Understanding the Data Collator

Our custom collator performs several key functions for handling multimodal data:

Template Application: Formats conversations using the model's chat template
Image Processing: Converts raw image data into tensors that the vision encoder can process
Token Masking: Ensures that special tokens like padding and image placeholders don't contribute to the loss calculation
Batch Creation: Combines all processed inputs into a single batch ready for the model

Handling Special Tokens: The collator sets labels for padding tokens and image tokens to -100, which tells the model to ignore these positions when computing the loss. This is crucial for vision-language models because we don't want the model to predict the raw image tokens—only the text that should come after or around the images.

8. Training the Model

With all components in place, we can now set up the SFTTrainer and begin the fine-tuning process:

from trl import SFTTrainer

trainer = SFTTrainer(
    model=model,
    args=training_args,
    train_dataset=train_data,
    eval_dataset=eval_data,
    data_collator=collate_fn,
    peft_config=peft_config,
    #tokenizer=processor.tokenizer,
)

trainer.train()

trainer.save_model(training_args.output_dir)

The Training Process

During training, the SFTTrainer will:

Load batches of medical images and associated text
Process them through our custom collator
Apply the LoRA adapters during forward passes
Compute loss based on the model's ability to generate accurate descriptions
Update only the LoRA parameters while keeping the base model frozen
Periodically evaluate the model on the validation set
Save checkpoints of the best-performing model versions

Training Efficiency: With our QLoRA setup, we're only training about 0.1% of the total parameters in the model. This translates to approximately 7 million trainable parameters out of the 7 billion total parameters, dramatically reducing memory requirements while still achieving significant adaptation to the medical domain.

9. Testing the Fine-tuned Model

After training, we can clear memory and load our fine-tuned model to evaluate its performance:

clear_memory()

import torch
from transformers import Qwen2VLForConditionalGeneration, Qwen2VLProcessor, AutoConfig


# Instantiate the model with the correct configuration
model = Qwen2VLForConditionalGeneration.from_pretrained(
    model_id,
    device_map="auto",
    torch_dtype=torch.bfloat16,
)

processor = Qwen2VLProcessor.from_pretrained(model_id)

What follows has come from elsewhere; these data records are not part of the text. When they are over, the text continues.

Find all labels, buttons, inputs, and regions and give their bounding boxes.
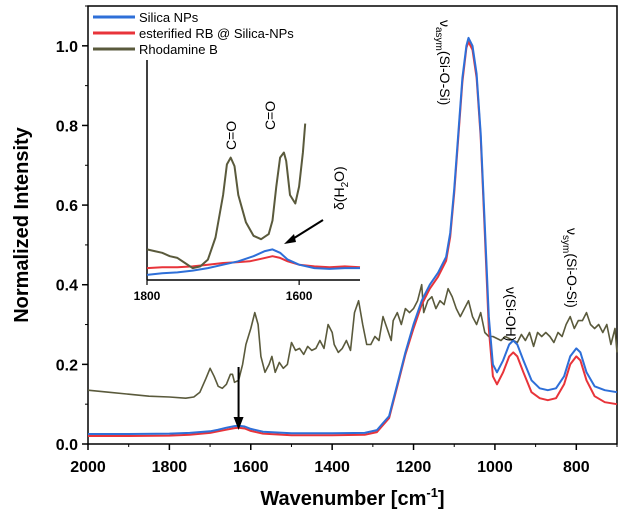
x-tick-label: 1200 xyxy=(396,459,432,476)
label-vsym-si-o-si: νsym(Si-O-Si) xyxy=(560,228,580,308)
y-tick-label: 0.2 xyxy=(56,357,78,374)
inset-series-rhodamine-b xyxy=(146,123,307,270)
inset-x-tick-label: 1800 xyxy=(134,289,161,303)
label-vsym-tail: (Si-O-Si) xyxy=(564,253,580,307)
inset-x-tick-label: 1600 xyxy=(286,289,313,303)
inset-label-delta-h2o-main: δ(H xyxy=(331,187,347,210)
inset-background xyxy=(147,60,360,280)
x-axis-title-sup: -1 xyxy=(426,485,438,500)
x-axis-title-main: Wavenumber [cm xyxy=(260,488,426,510)
x-axis-title-tail: ] xyxy=(438,488,445,510)
x-tick-label: 1600 xyxy=(233,459,269,476)
inset-arrow-line xyxy=(290,219,324,241)
y-tick-label: 1.0 xyxy=(56,39,78,56)
label-vasym-tail: (Si-O-Si) xyxy=(437,51,453,105)
inset-label-carbonyl-2: C=O xyxy=(262,101,278,130)
inset-label-delta-h2o-sub: 2 xyxy=(340,181,351,187)
inset-arrow-head xyxy=(284,234,296,244)
series-line-rhodamine-b xyxy=(87,283,618,399)
inset-label-carbonyl-1: C=O xyxy=(223,121,239,150)
legend-label: esterified RB @ Silica-NPs xyxy=(139,26,294,41)
y-tick-label: 0.4 xyxy=(56,278,78,295)
y-tick-label: 0.6 xyxy=(56,198,78,215)
y-tick-label: 0.8 xyxy=(56,118,78,135)
inset-layer: 1800 1600 C=O C=O δ(H2O) xyxy=(134,60,361,303)
x-axis-title: Wavenumber [cm-1] xyxy=(260,485,444,510)
x-tick-label: 2000 xyxy=(70,459,106,476)
annotation-layer: νasym(Si-O-Si)ν(Si-OH)νsym(Si-O-Si) xyxy=(233,20,580,430)
label-v-si-oh: ν(Si-OH) xyxy=(503,287,519,341)
series-line-silica-nps xyxy=(88,36,618,435)
label-vsym-sub: sym xyxy=(560,235,571,253)
inset-series-silica-nps xyxy=(146,248,360,276)
label-vasym-si-o-si: νasym(Si-O-Si) xyxy=(433,20,453,105)
axis-layer: 2000 1800 1600 1400 1200 1000 800 0.0 0.2 0.4 0.6 0… xyxy=(11,5,618,510)
inset-series-esterified-rb-silica-nps xyxy=(146,255,361,270)
series-layer xyxy=(87,36,618,437)
plot-frame xyxy=(87,5,618,445)
inset-label-delta-h2o-tail: O) xyxy=(331,166,347,182)
label-vasym-main: ν xyxy=(437,20,453,27)
label-vsym-main: ν xyxy=(564,228,580,235)
legend-label: Rhodamine B xyxy=(139,42,218,57)
x-tick-label: 800 xyxy=(563,459,590,476)
y-axis-title: Normalized Intensity xyxy=(11,126,33,322)
x-tick-label: 1400 xyxy=(314,459,350,476)
legend-label: Silica NPs xyxy=(139,10,199,25)
y-tick-label: 0.0 xyxy=(56,437,78,454)
x-tick-label: 1000 xyxy=(477,459,513,476)
x-tick-label: 1800 xyxy=(152,459,188,476)
inset-label-delta-h2o: δ(H2O) xyxy=(331,166,351,210)
label-vasym-sub: asym xyxy=(433,27,444,51)
plot-frame-layer xyxy=(87,5,618,445)
main-arrow-head xyxy=(233,417,244,430)
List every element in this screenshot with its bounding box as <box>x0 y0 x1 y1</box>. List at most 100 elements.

adapter_path = "StaAhmed/qwen2.5-7b-med"
model.load_adapter(adapter_path)

output = generate_text_from_sample(model, processor, data[500])
output

Evaluating Medical Understanding

The fine-tuned model should now demonstrate improved capabilities specific to medical imaging:

Better recognition of anatomical structures in X-rays and scans
More accurate identification of medical conditions and abnormalities
Use of appropriate medical terminology in descriptions
More detailed and clinically relevant explanations
Better handling of medical-specific queries

Model Integration: One key advantage of our approach is that the fine-tuned adapter is only about 7MB in size, compared to the full model which is several gigabytes. This small adapter can be easily distributed and applied to the base model, making it practical to deploy specialized medical capabilities without duplicating the entire model.